The Spielberg/Jackson Tintin partnership was originally conceived as a way to do a couple films, but financing the first one turned into a tricky proposition. We still have no idea how the first film will play, but I'd be surprised if this sequel fails to happen. That said, if Peter Jackson is going to direct, the film won't happen for some time, as The Hobbit will be in the way.

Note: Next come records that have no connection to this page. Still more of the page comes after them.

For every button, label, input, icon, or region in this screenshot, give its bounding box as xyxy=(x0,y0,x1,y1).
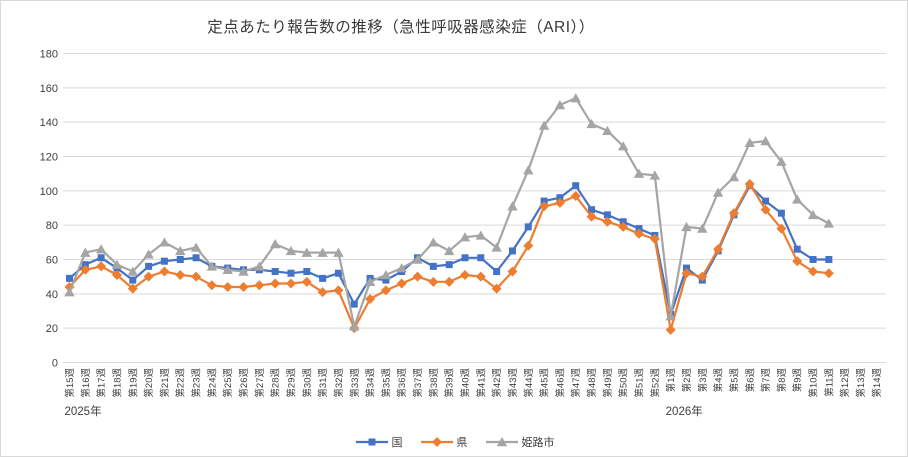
x-tick-30: 第44週 xyxy=(523,368,535,398)
x-tick-27: 第41週 xyxy=(475,368,487,398)
x-tick-43: 第5週 xyxy=(728,368,740,393)
x-tick-2: 第16週 xyxy=(80,368,92,398)
legend-marker-triangle-icon xyxy=(485,437,518,447)
y-tick-180: 180 xyxy=(40,49,58,61)
x-tick-40: 第2週 xyxy=(681,368,693,393)
x-tick-14: 第28週 xyxy=(270,368,282,398)
x-tick-23: 第37週 xyxy=(412,368,424,398)
x-tick-39: 第1週 xyxy=(665,368,677,393)
x-tick-37: 第51週 xyxy=(634,368,646,398)
y-tick-140: 140 xyxy=(40,117,58,129)
x-tick-33: 第47週 xyxy=(570,368,582,398)
x-tick-26: 第40週 xyxy=(460,368,472,398)
x-tick-18: 第32週 xyxy=(333,368,345,398)
legend-marker-diamond-icon xyxy=(420,437,453,447)
x-tick-29: 第43週 xyxy=(507,368,519,398)
x-tick-25: 第39週 xyxy=(444,368,456,398)
x-tick-4: 第18週 xyxy=(111,368,123,398)
x-tick-6: 第20週 xyxy=(143,368,155,398)
x-tick-45: 第7週 xyxy=(760,368,772,393)
x-tick-38: 第52週 xyxy=(649,368,661,398)
x-tick-50: 第12週 xyxy=(839,368,851,398)
x-tick-32: 第46週 xyxy=(554,368,566,398)
x-tick-16: 第30週 xyxy=(301,368,313,398)
x-tick-34: 第48週 xyxy=(586,368,598,398)
x-tick-13: 第27週 xyxy=(254,368,266,398)
x-tick-3: 第17週 xyxy=(96,368,108,398)
chart-legend: 国 県 姫路市 xyxy=(1,434,907,450)
x-tick-7: 第21週 xyxy=(159,368,171,398)
series-姫路市[interactable] xyxy=(64,93,835,331)
x-tick-52: 第14週 xyxy=(871,368,883,398)
y-tick-120: 120 xyxy=(40,152,58,164)
x-tick-19: 第33週 xyxy=(349,368,361,398)
x-tick-49: 第11週 xyxy=(823,368,835,397)
x-tick-8: 第22週 xyxy=(175,368,187,398)
x-tick-5: 第19週 xyxy=(127,368,139,398)
year-label-2025年: 2025年 xyxy=(65,404,102,418)
x-tick-41: 第3週 xyxy=(697,368,709,393)
series-line-姫路市 xyxy=(68,97,830,328)
x-tick-22: 第36週 xyxy=(396,368,408,398)
y-tick-60: 60 xyxy=(46,255,58,267)
legend-label: 県 xyxy=(456,437,468,449)
x-tick-11: 第25週 xyxy=(222,368,234,398)
x-tick-15: 第29週 xyxy=(285,368,297,398)
x-tick-47: 第9週 xyxy=(792,368,804,393)
x-tick-48: 第10週 xyxy=(808,368,820,398)
x-tick-28: 第42週 xyxy=(491,368,503,398)
x-tick-51: 第13週 xyxy=(855,368,867,398)
x-tick-20: 第34週 xyxy=(365,368,377,398)
y-tick-80: 80 xyxy=(46,220,58,232)
x-tick-24: 第38週 xyxy=(428,368,440,398)
x-tick-10: 第24週 xyxy=(206,368,218,398)
x-tick-9: 第23週 xyxy=(191,368,203,398)
x-tick-21: 第35週 xyxy=(380,368,392,398)
x-tick-12: 第26週 xyxy=(238,368,250,398)
x-tick-46: 第8週 xyxy=(776,368,788,393)
legend-item-国[interactable]: 国 xyxy=(355,434,403,450)
legend-marker-square-icon xyxy=(355,438,388,446)
x-tick-35: 第49週 xyxy=(602,368,614,398)
chart-title: 定点あたり報告数の推移（急性呼吸器感染症（ARI）） xyxy=(207,19,595,36)
legend-label: 国 xyxy=(391,437,403,449)
y-tick-40: 40 xyxy=(46,289,58,301)
x-tick-42: 第4週 xyxy=(713,368,725,393)
y-tick-100: 100 xyxy=(40,186,58,198)
x-tick-44: 第6週 xyxy=(744,368,756,393)
legend-item-姫路市[interactable]: 姫路市 xyxy=(485,434,555,450)
legend-label: 姫路市 xyxy=(521,437,555,449)
x-tick-31: 第45週 xyxy=(539,368,551,398)
year-label-2026年: 2026年 xyxy=(666,404,703,418)
y-tick-20: 20 xyxy=(46,323,58,335)
y-tick-160: 160 xyxy=(40,83,58,95)
x-tick-1: 第15週 xyxy=(64,368,76,398)
x-tick-17: 第31週 xyxy=(317,368,329,398)
x-tick-36: 第50週 xyxy=(618,368,630,398)
legend-item-県[interactable]: 県 xyxy=(420,434,468,450)
y-tick-0: 0 xyxy=(52,358,58,370)
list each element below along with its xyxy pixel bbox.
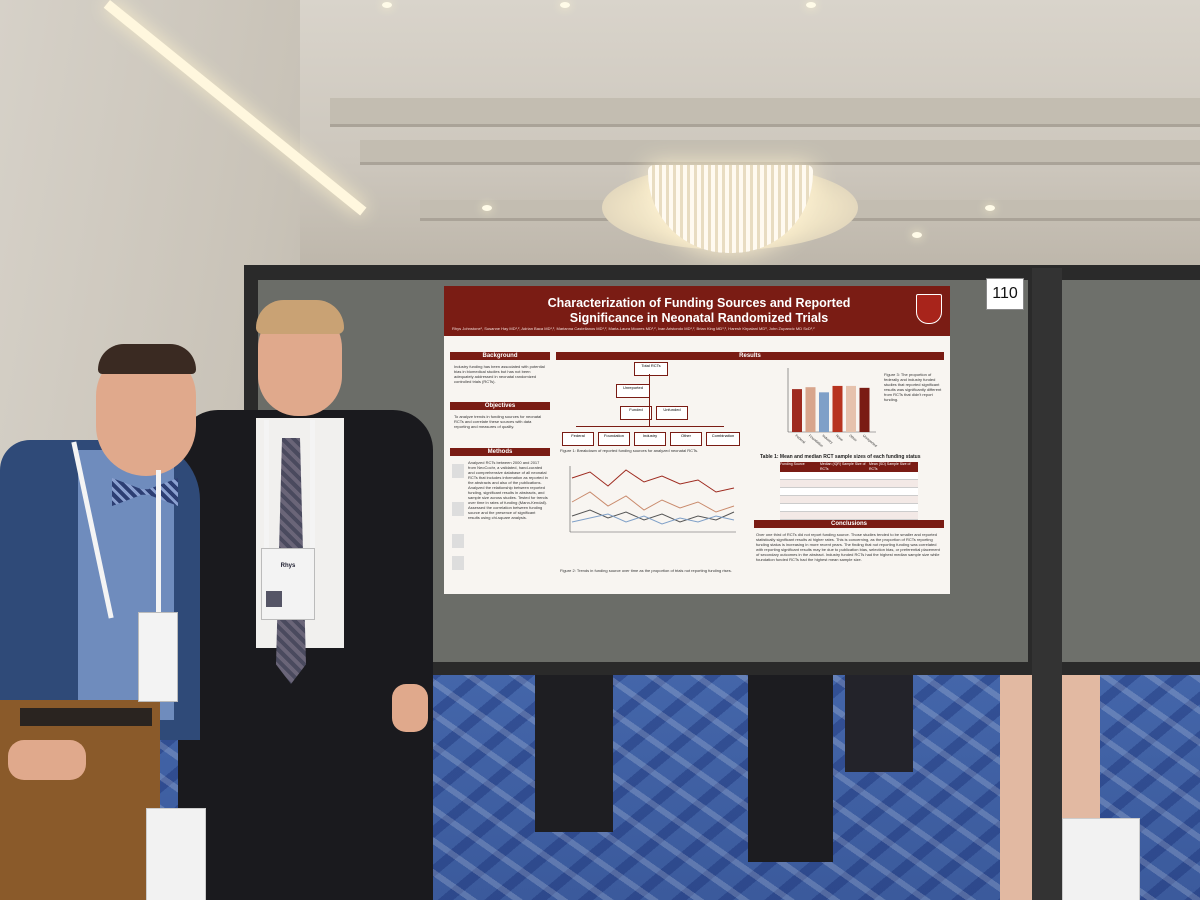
table-row [780,480,918,488]
table-row [780,512,918,520]
board-pole [1032,268,1062,900]
table-row [780,488,918,496]
person-left-hair [98,344,196,374]
person-right-hand [392,684,428,732]
methods-icon [452,502,464,516]
poster-board-panel-right [1062,280,1200,662]
flow-node-combination: Combination [706,432,740,446]
bar-category-label: Other [848,434,858,443]
flow-connector [576,426,724,427]
methods-icon [452,464,464,478]
bar-category-label: Unreported [862,434,878,448]
person-left-lanyard [156,470,161,620]
flow-node-unfunded: Unfunded [656,406,688,420]
table-row [780,504,918,512]
figure1-caption: Figure 1: Breakdown of reported funding … [560,448,699,453]
bar-federal [792,389,802,432]
background-person-legs [748,672,833,862]
person-left-belt [20,708,152,726]
conclusions-heading: Conclusions [754,520,944,528]
table-header-row: Funding Source Median (IQR) Sample Size … [780,462,918,472]
background-person-legs [535,672,613,832]
person-left-hand [8,740,86,780]
methods-icon [452,534,464,548]
person-left-name-badge [138,612,178,702]
flow-node-funded: Funded [620,406,652,420]
bar-other [846,385,856,432]
flow-node-unreported: Unreported [616,384,650,398]
background-heading: Background [450,352,550,360]
conference-tote-bag [146,808,206,900]
background-text: Industry funding has been associated wit… [454,364,545,384]
flow-node-industry: Industry [634,432,666,446]
funding-trend-line-chart [569,466,736,533]
bar-category-label: None [835,434,844,442]
objectives-text: To analyze trends in funding sources for… [454,414,542,429]
methods-heading: Methods [450,448,550,456]
badge-qr-code [266,591,282,607]
ceiling-downlight [985,205,995,211]
ceiling-beam [330,98,1200,127]
poster-authors: Rhys Johnstone¹, Susanne Hay MD¹,², Adri… [452,326,815,331]
results-heading: Results [556,352,944,360]
poster-title-line1: Characterization of Funding Sources and … [547,296,851,310]
person-right-hair [256,300,344,334]
person-right-lanyard [310,420,315,560]
bar-category-label: Federal [794,434,806,445]
conclusions-text: Over one third of RCTs did not report fu… [756,532,940,562]
person-right-name-badge: Rhys [261,548,315,620]
flow-node-foundation: Foundation [598,432,630,446]
table-header-cell: Median (IQR) Sample Size of RCTs [820,462,866,471]
poster-header [444,286,950,336]
badge-name: Rhys [280,563,296,569]
table-header-cell: Funding Source [780,462,805,466]
methods-icon [452,556,464,570]
table-header-cell: Mean (SD) Sample Size of RCTs [869,462,911,471]
booth-number-sign: 110 [986,278,1024,310]
table-row [780,496,918,504]
person-left-trousers [0,700,160,900]
poster-title-line2: Significance in Neonatal Randomized Tria… [569,311,829,325]
flow-connector [649,374,650,426]
ceiling-downlight [560,2,570,8]
table-row [780,472,918,480]
flow-node-federal: Federal [562,432,594,446]
bar-unreported [859,387,870,432]
bar-foundation [805,387,816,432]
flow-node-total: Total RCTs [634,362,668,376]
bar-industry [819,392,829,432]
bar-none [832,385,843,432]
university-shield-logo [916,294,942,324]
figure2-caption: Figure 2: Trends in funding source over … [560,568,732,573]
person-right-lanyard [264,420,269,560]
funding-flowchart: Total RCTs Unreported Funded Unfunded Fe… [560,362,770,454]
ceiling-beam [360,140,1200,165]
sample-size-table: Funding Source Median (IQR) Sample Size … [780,462,918,528]
ceiling-downlight [806,2,816,8]
conference-tote-bag [1062,818,1140,900]
figure3-caption: Figure 3: The proportion of federally an… [884,372,942,402]
poster-title: Characterization of Funding Sources and … [494,296,904,326]
bar-category-label: Industry [821,434,833,445]
table1-title: Table 1: Mean and median RCT sample size… [760,454,921,460]
methods-text: Analyzed RCTs between 2000 and 2017 from… [468,460,548,520]
flow-node-other: Other [670,432,702,446]
ceiling-downlight [912,232,922,238]
ceiling-downlight [482,205,492,211]
research-poster: Characterization of Funding Sources and … [444,286,950,594]
ceiling-downlight [382,2,392,8]
objectives-heading: Objectives [450,402,550,410]
background-person-legs [845,672,913,772]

Prisoners of the Sun is the fourteenth Tintin book by Hergé, published in 1949, and which has already been used as raw material for a film (Tintin and the Temple of the Sun) and other media.Amazon says,

After The Seven Crystal Balls set the eerie stage, Tintin and his friends continue their adventures in Peru. There Tintin rescues an orange-seller named Zorrino from being bullied, and the young man becomes their guide in their quest to find the Temple of the Sun. But they find more than they bargained for and end up in a hot spot. The perils of this engaging two-part adventure are especially harrowing in their combination of the supernatural and the real, although the resolution is a little too deus ex machina. Calculus and the Thompsons provide their usual comic relief.